A Woman's Fate
Solitude Victor Català (Caterina Albert)
Translation David H. Rosenthal
Although written under the masculine pseudonym Victor Català, this work by Caterina Albert undoubtedly constitutes the starting point of the exploration of female identity by female writers in modern Catalan literature – prefiguring the work of later and better-known British women writers such as Virginia Woolf and Doris Lessing.
For such poetic intensity, mythic richness, and psychological insight, Solitude deserves to be listed with the great novels of its era
David H. Rosenthal, Preface of Solitude
Solitude tells the story of Mila, a peasant girl who makes the mistake of marrying an ineffectual if guileless fellow called Matias and going to live with him in a hermitage high in the mountains. ‘A child of the lowland plains, barren for want of hands, water and fertilizer,’ Mila at first finds the dramatic vistas overwhelming. Gradually, however, she adjusts to the ‘huge, silent mountains that slope into the quiet dusk, which envelopes them in shadow like a darkening cloud,’ as well as to the harsh, wintry life of the ancient complex where she and Matias serve as caretakers.

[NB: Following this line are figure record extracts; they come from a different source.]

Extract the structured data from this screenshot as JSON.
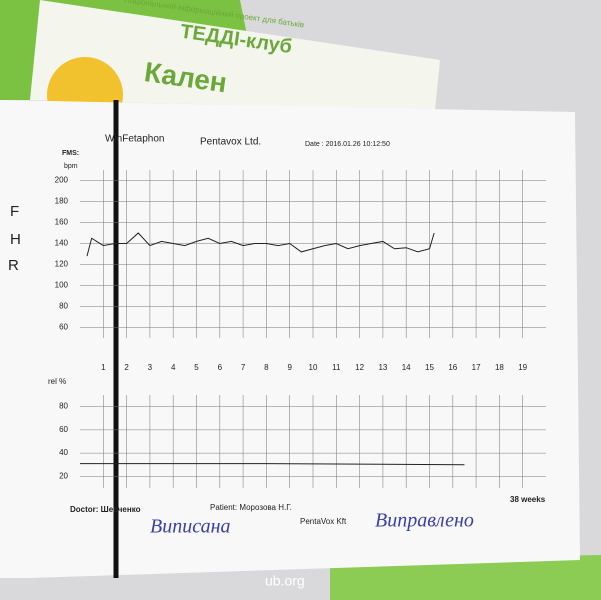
{
  "booklet": {
    "subtitle": "Національний інформаційний проект для батьків",
    "brand": "ТЕДДІ-клуб",
    "word": "Кален",
    "site": "ub.org"
  },
  "header": {
    "software": "WinFetaphon",
    "company": "Pentavox Ltd.",
    "date": "Date : 2016.01.26 10:12:50",
    "fms": "FMS:"
  },
  "side_labels": [
    "F",
    "H",
    "R"
  ],
  "fhr": {
    "unit": "bpm",
    "ylim": [
      50,
      210
    ],
    "yticks": [
      60,
      80,
      100,
      120,
      140,
      160,
      180,
      200
    ],
    "xlim": [
      0,
      20
    ],
    "xticks": [
      1,
      2,
      3,
      4,
      5,
      6,
      7,
      8,
      9,
      10,
      11,
      12,
      13,
      14,
      15,
      16,
      17,
      18,
      19
    ],
    "x": [
      0.3,
      0.5,
      1,
      1.5,
      2,
      2.5,
      3,
      3.5,
      4,
      4.5,
      5,
      5.5,
      6,
      6.5,
      7,
      7.5,
      8,
      8.5,
      9,
      9.5,
      10,
      10.5,
      11,
      11.5,
      12,
      12.5,
      13,
      13.5,
      14,
      14.5,
      15,
      15.2
    ],
    "values": [
      128,
      145,
      138,
      140,
      140,
      150,
      138,
      142,
      140,
      138,
      142,
      145,
      140,
      142,
      138,
      140,
      140,
      138,
      140,
      132,
      135,
      138,
      140,
      135,
      138,
      140,
      142,
      135,
      136,
      132,
      135,
      150
    ]
  },
  "toco": {
    "unit": "rel %",
    "ylim": [
      10,
      90
    ],
    "yticks": [
      20,
      40,
      60,
      80
    ],
    "xlim": [
      0,
      20
    ],
    "x": [
      0,
      8,
      16.5
    ],
    "values": [
      31,
      31,
      30
    ]
  },
  "footer": {
    "doctor": "Doctor: Шевченко",
    "patient": "Patient: Морозова Н.Г.",
    "weeks": "38  weeks",
    "vendor": "PentaVox Kft"
  },
  "handwriting": [
    "Виписана",
    "Виправлено"
  ]
}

She will later come down from this mountain retreat alone, mature, and transformed. The ruggedness of the countryside plays an important role in this novel, even to the point of becoming one of its characters – one that interacts intensely with the protagonist and evinces her increasing physical and moral solitude. In her exposed state on the mountain, Mila will also obtain first-hand knowledge of life’s two great forces: good, in the character of old Gaietà, the shepherd, and evil, personified by l’Ànima.